But below Frankton Rd is a place where the crib’s still valued.
The 24 ‘Frankton Lakefront Cribs’, next to the marina and with unhindered lake and mountain views, are a remnant of Queenstown holiday life as it used to be.
Some are quite flash, tastefully designed and modern but, thankfully, some are still eclectic expressions of 20th-century Kiwi DIY architecture.
Now the cribs are the subject of a home-made book, courtesy of one of the owners, Neil Jackson.
Neil and his wife, Hilary, lived in Invercargill, bought their crib for holidays 33 years ago and now call it home.
It’s an assemblage of buildings with the sarking, scrim, puttied windows, embossed wallpaper and T&G replaced over the years by more modern materials.
‘‘We’ve tried to keep it to its true self, within reason,’’ Neil says.
Delving into his crib’s history led him to explore the histories of all the cribs around him and create the book he’s constantly adding to and running off for the neighbours.
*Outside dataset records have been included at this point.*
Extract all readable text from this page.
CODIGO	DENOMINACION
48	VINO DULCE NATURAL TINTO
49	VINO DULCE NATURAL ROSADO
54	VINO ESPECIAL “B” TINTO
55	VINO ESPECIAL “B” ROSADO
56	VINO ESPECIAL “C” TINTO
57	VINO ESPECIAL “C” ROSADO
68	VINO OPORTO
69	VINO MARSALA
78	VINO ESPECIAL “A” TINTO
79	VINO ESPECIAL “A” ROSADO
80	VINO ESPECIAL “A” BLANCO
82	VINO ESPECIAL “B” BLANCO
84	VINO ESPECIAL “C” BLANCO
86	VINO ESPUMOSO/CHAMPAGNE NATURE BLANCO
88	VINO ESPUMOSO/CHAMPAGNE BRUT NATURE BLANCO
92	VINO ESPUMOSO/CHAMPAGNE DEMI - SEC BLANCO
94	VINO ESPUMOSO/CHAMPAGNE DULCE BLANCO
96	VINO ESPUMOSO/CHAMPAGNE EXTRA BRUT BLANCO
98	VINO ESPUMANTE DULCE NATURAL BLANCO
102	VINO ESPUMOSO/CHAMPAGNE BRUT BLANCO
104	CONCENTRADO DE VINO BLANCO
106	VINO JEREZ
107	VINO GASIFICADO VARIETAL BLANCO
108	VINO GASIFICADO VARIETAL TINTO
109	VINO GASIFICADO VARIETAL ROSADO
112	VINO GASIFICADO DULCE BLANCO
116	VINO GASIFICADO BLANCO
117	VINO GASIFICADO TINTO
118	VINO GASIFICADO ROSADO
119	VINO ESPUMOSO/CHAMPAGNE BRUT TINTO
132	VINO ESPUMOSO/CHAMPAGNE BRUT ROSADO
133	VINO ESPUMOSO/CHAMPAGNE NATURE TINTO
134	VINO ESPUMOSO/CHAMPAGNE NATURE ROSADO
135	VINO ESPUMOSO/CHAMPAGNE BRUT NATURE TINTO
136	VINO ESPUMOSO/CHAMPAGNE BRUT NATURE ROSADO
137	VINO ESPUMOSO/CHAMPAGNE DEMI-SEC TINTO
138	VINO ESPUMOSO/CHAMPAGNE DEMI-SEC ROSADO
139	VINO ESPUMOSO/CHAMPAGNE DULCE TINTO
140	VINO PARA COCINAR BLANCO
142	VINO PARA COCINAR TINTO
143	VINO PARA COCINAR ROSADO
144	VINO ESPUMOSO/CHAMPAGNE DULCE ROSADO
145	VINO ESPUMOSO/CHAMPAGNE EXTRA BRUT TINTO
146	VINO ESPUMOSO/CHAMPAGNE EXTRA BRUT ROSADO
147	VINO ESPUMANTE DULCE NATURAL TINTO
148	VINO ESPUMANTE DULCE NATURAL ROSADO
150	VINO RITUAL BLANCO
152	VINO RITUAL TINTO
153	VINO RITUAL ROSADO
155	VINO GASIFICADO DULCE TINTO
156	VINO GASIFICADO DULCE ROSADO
He says rather than gather information on the owners, which might have got him into ‘‘hot water’’, he’s concentrated on the buildings and how they came to be.
‘‘A lot of southern cribs were started off by bringing trailer loads of stuff in the weekends.’’
Some were built in Invercargill and Dunedin and transported to Frankton; some were caravans with additions; one was made out of packing crates that contained parts for bulldozers.
When the lakefront land was subdivided in the 1950s, several sections, at more than £400 each, were snapped up by people in the wool trade.
There were also quite a few pilots among the original owners, including one who tied up his amphibian at the bottom of his section while on holiday.
One crib was owned by the Invercargill family of a former Miss World runner-up, and another is still owned by a well-known radio personality.
The 1999 slip that led to five cribs being condemned is still fresh in his memory, as is the successful 2003 battle with the council to stop it making changes to the lake level that would have turned their beach into a sea of mud.
And Neil’s made sure the battle to protect Central Otago’s largest crack willow tree, on the lake shore, hasn’t been forgotten.
He professes not to know what the cribs are worth, but expects they’d have to be worth a lot for him to consider moving.
‘‘I’d have to find another slice of paradise.’’
Meantime, he has a new lead to explore — one of the old buildings was the original Frankton Hotel.